Hunt-Hendrix and Taylor present a more tactical perspective in Solidarity: “…the twenty-first century has witnessed the biggest protests, and the most popular petitions, in history, yet they have produced comparatively small effects. … What might have happened had a larger fraction of the tens of millions who demonstrated been channeled into member-based organizations to work toward common goals?”

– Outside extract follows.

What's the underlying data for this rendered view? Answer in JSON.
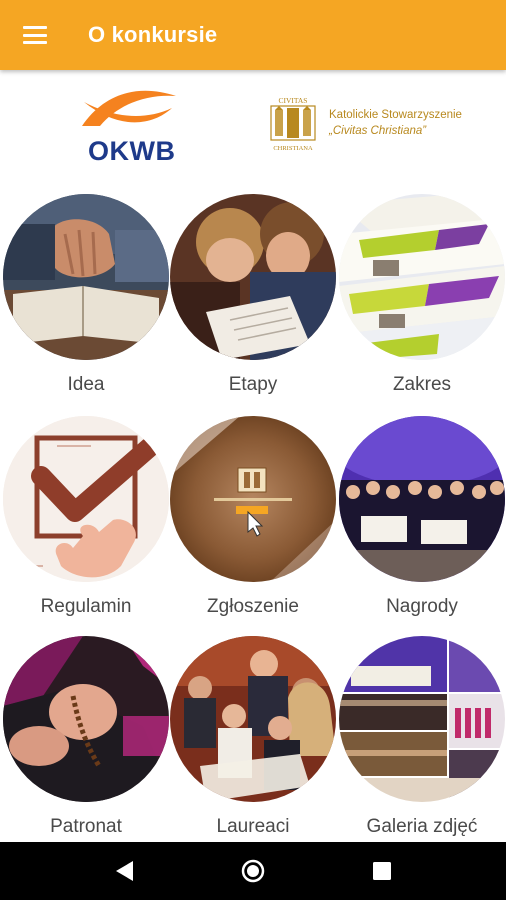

This is where that malleability of the Benjamin Franklin cartoon that inspired the film’s title comes back in. If so many of the events that promise collectivity are consumer-oriented or are protests without clear, ongoing organizing, there really aren’t ways for people to join these efforts beyond showing up, which, on its own, is not enough. And we know well enough at this point that groups engaged in reactionary solidarity are all too ready and willing to provide longterm connection and involvement. Invitations into and ways in which people can find a place for themselves in a group are hugely important, and anyone interested in creating a more livable and welcoming world should be considering them. Whenever I spend time thinking about this topic, the words of bell hooks echo for me: New rituals of regard are needed.
Join or Die is currently streaming on Netflix.